DSC01856 (2)Christian theology is irreducibly Christological, and Christology is Christian only insofar as it is Trinitarian. At least, so it is in my own understanding of what Paul means when he says 'in Him all the fullness of God was pleased to dwell…", and "He is the image of the invisible God…"

I'm well aware that Paul offers only hints and glimpses of the  developed Trinitarian theology of later theological credal formulations. At best he throws out trajectories towards a theology in which the grace of our Lord Jesus Christ, the love of God, and the fellowship of the Holy Spirit were conjoined in the confessional worship of the earliest Christian communities.

The rich tapestry of ideas and images that make up the Colossian hymn provide some of the most far reaching New Testament claims about the divinity and Lordship of Jesus. Early on I started working with light blue, a particular shade which is somewhere between sky blue and marine blue. The three emerging shapes at the centre more than hint at the fullness of the Godhead as the eternal loving communion of Father, Son and Spirit, and while this wasn't pre-planned, my own theological presuppositions made some such emergent Trintarian image inevitable. The central circle took on a threefold merging of clolours, but merging and overlapping. The result is a "perichoresis" of colour. One of the intriguing joys of stranded cotton is separating them and reconfiguring them into an endless variety of permutations, allowing for a kaleidoscopic effect of intermingling colours.

Today is Palm Sunday.
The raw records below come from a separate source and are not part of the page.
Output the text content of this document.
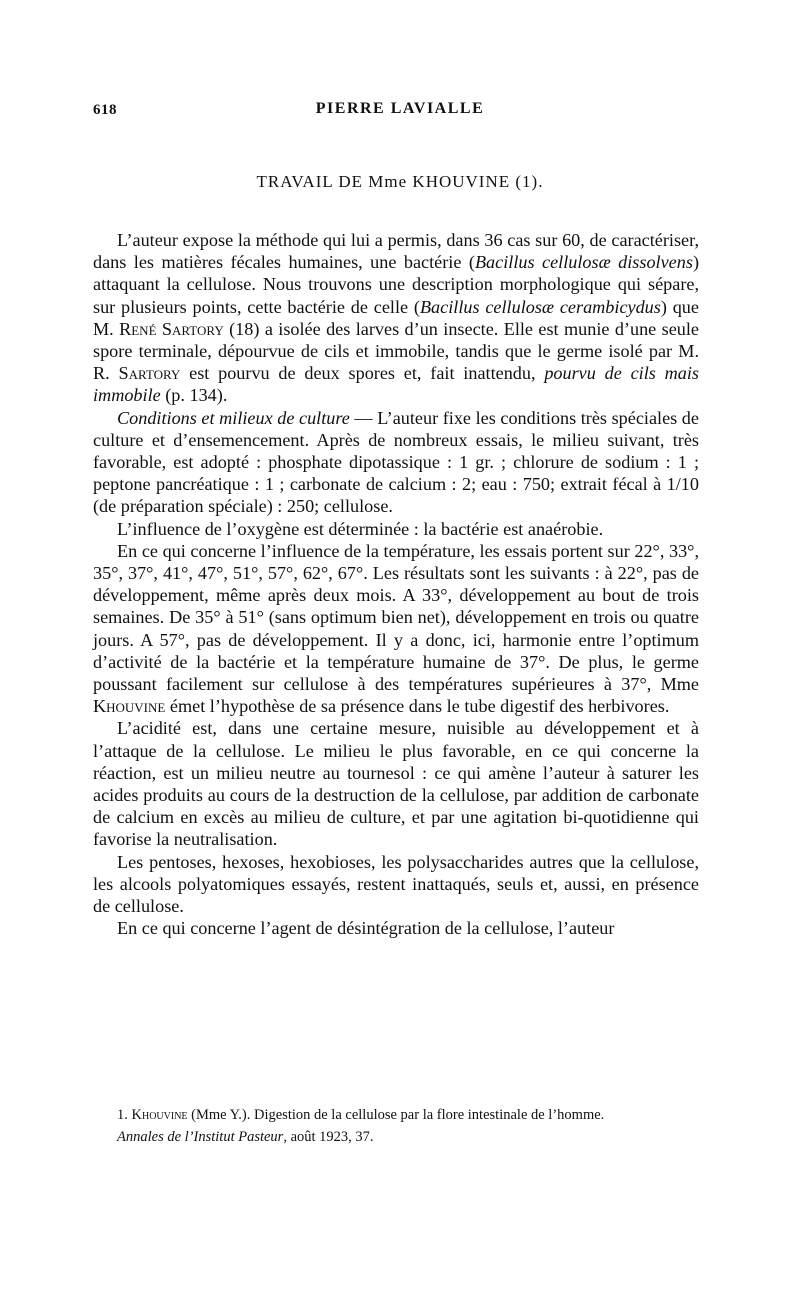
618	PIERRE LAVIALLE
TRAVAIL DE Mme KHOUVINE (1).

L’auteur expose la méthode qui lui a permis, dans 36 cas sur 60, de caractériser, dans les matières fécales humaines, une bactérie (Bacillus cellulosæ dissolvens) attaquant la cellulose. Nous trouvons une description morphologique qui sépare, sur plusieurs points, cette bactérie de celle (Bacillus cellulosæ cerambicydus) que M. René Sartory (18) a isolée des larves d’un insecte. Elle est munie d’une seule spore terminale, dépourvue de cils et immobile, tandis que le germe isolé par M. R. Sartory est pourvu de deux spores et, fait inattendu, pourvu de cils mais immobile (p. 134).

Conditions et milieux de culture — L’auteur fixe les conditions très spéciales de culture et d’ensemencement. Après de nombreux essais, le milieu suivant, très favorable, est adopté : phosphate dipotassique : 1 gr. ; chlorure de sodium : 1 ; peptone pancréatique : 1 ; carbonate de calcium : 2; eau : 750; extrait fécal à 1/10 (de préparation spéciale) : 250; cellulose.

L’influence de l’oxygène est déterminée : la bactérie est anaérobie.

En ce qui concerne l’influence de la température, les essais portent sur 22°, 33°, 35°, 37°, 41°, 47°, 51°, 57°, 62°, 67°. Les résultats sont les suivants : à 22°, pas de développement, même après deux mois. A 33°, développement au bout de trois semaines. De 35° à 51° (sans optimum bien net), développement en trois ou quatre jours. A 57°, pas de développement. Il y a donc, ici, harmonie entre l’optimum d’activité de la bactérie et la température humaine de 37°. De plus, le germe poussant facilement sur cellulose à des températures supérieures à 37°, Mme Khouvine émet l’hypothèse de sa présence dans le tube digestif des herbivores.

L’acidité est, dans une certaine mesure, nuisible au développement et à l’attaque de la cellulose. Le milieu le plus favorable, en ce qui concerne la réaction, est un milieu neutre au tournesol : ce qui amène l’auteur à saturer les acides produits au cours de la destruction de la cellulose, par addition de carbonate de calcium en excès au milieu de culture, et par une agitation bi-quotidienne qui favorise la neutralisation.

Les pentoses, hexoses, hexobioses, les polysaccharides autres que la cellulose, les alcools polyatomiques essayés, restent inattaqués, seuls et, aussi, en présence de cellulose.

En ce qui concerne l’agent de désintégration de la cellulose, l’auteur

1. Khouvine (Mme Y.). Digestion de la cellulose par la flore intestinale de l’homme.
Annales de l’Institut Pasteur, août 1923, 37.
I've just preached this morning on the question of the crowd, "Who is this?". The King who comes gently to Jerusalem is the One in whom "all the fullness of God was pleased to dwell"; and the One who "though he was in the form of God, did not count equality with God a thing to be grasped and possessively clung to, but emptied himself….", … and "came riding on a donkey".

No wonder the crowds cried "Hosanna", the Scribes demanded silence, and the mob later howled for blood, 'Crucify!'.